WASHINGTON (CI MENA) – – The Organization of the Petroleum Exporting Countries (OPEC) seems to have broken a decades-old taboo of OPEC member states hedging their oil production during a visit by OPEC Secretary-General HE Mohammad Sanusi Barkindo to Washington, DC.
[Organization of the Petroleum Exporting Countries (OPEC) His Excellency Mohammad Sanusi Barkindo speaks to Capitol Intelligence/CI MENA using CI Glass with Hess Corporation CEO John Hess at CSIS in Washington, DC. December 13, 2016]
Secretary-General Barkindo said it remains the “sovereign” decision of each individual member to hedge their oil production but he is open to working with hedge funds, producers, the International Monetary Fund and customers to avoid massive volatility in oil prices in the future.
OPEC’s Barkindo statement that is up to the individual nation state to decide whether to hedge their output marks a radical departure from OPEC’s policy of basically prohibiting OPEC member states from using derivative markets to hedge oil prices.

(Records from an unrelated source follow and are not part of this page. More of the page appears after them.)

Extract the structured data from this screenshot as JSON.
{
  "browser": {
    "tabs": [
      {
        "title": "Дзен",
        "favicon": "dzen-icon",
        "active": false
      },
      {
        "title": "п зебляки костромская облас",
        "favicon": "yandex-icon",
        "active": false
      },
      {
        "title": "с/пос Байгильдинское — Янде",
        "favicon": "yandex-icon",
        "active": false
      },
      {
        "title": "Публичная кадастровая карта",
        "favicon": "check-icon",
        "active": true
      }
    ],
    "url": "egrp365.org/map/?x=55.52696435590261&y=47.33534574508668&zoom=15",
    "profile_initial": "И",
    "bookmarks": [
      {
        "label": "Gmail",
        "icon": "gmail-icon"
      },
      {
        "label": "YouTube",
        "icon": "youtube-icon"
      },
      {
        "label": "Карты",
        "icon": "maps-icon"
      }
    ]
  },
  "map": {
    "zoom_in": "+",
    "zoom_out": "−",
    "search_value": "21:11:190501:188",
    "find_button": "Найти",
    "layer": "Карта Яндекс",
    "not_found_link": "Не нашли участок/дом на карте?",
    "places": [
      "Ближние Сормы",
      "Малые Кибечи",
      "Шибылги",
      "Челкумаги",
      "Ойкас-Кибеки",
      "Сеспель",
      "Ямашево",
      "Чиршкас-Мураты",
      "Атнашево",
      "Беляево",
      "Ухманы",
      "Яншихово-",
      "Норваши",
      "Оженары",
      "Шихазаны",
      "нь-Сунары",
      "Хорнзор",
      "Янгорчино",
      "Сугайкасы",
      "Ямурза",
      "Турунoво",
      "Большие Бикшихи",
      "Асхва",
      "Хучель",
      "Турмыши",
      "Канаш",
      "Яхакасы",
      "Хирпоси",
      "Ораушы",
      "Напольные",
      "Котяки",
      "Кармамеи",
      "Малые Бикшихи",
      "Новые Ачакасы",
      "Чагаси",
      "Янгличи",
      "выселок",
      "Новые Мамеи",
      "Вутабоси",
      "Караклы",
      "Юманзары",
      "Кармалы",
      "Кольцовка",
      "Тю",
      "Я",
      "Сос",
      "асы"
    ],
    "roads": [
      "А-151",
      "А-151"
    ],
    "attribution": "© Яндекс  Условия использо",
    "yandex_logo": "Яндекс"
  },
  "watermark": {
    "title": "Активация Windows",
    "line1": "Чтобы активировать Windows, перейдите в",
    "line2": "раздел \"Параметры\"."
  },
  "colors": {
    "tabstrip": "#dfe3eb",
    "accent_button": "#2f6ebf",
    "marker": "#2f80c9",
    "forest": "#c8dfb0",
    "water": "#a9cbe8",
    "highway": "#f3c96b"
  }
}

Mexico, a non-OPEC member, allows its state oil group Pemex to hedge the country’s annual oil output.
During a panel at the Center for Strategic and International Studies (CSIS) with Hess Corporation CEO John Hess, Barkindo told the audience that he will meet with New York City hedge funds to discuss OPEC’s policies and background on the historic decision by OPEC and non-OPEC countries to reduce oil output by around 600,000 barrels per day following OPEC’s November’s agreement to cut production by 1.2m barrels per day.

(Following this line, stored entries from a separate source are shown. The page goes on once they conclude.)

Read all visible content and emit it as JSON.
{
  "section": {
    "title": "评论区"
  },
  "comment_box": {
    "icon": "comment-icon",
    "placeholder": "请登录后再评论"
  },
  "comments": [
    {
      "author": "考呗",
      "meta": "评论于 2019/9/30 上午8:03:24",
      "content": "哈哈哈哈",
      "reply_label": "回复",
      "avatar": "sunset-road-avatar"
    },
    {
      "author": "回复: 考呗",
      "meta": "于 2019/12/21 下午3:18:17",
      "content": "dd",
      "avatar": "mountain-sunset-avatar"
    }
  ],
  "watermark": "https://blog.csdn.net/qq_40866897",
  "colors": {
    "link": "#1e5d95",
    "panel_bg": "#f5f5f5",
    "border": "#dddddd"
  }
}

Barkindo said he is astonished by the sheer volume of the financial oil market, noting that in the month of November alone traders in London and New York traded 48 million contracts for a total of 48 billion paper barrels.
The giant oil market turbulence that led to a fall from USD 115 per barrel in June 2014 to US 30 per barrel before jumping up to current prices of USD 45-50 per barrel has wreaked havoc on short to medium-term government budgeting by oil producing countries like Saudi Arabia, Algeria and Nigeria.
An IMF source said the Emirate of Qatar looked at hedging their oil output but dropped plans due to OPEC’s opposition and the lack of economic viability because of the country’s relatively modest annual oil production.
In 2012, the Central Bank of Libya and its sovereign wealth fund, Libya Investment Authority (LIA), began studying whether to hedge the country’s much more important oil output on the Chicago Mercantile Exchange but talks failed to progress as Libya fell into spiral of increasing anarchy.
[Libyan Investment Authority (LIA) Chairman Fawzi Farkash speaks to Capitol Intelligence/CI MENA using CI Glass at Tunisia 2020 Investment Summit in Tunis. November 30, 2016]
Secretary-General Barkindo said he would be open with working with main derivative exchanges such as the CME Group owned NYMEX to promote on-exchange trading rather than the costlier and less transparent practice of over-the-counter trades through individual banks.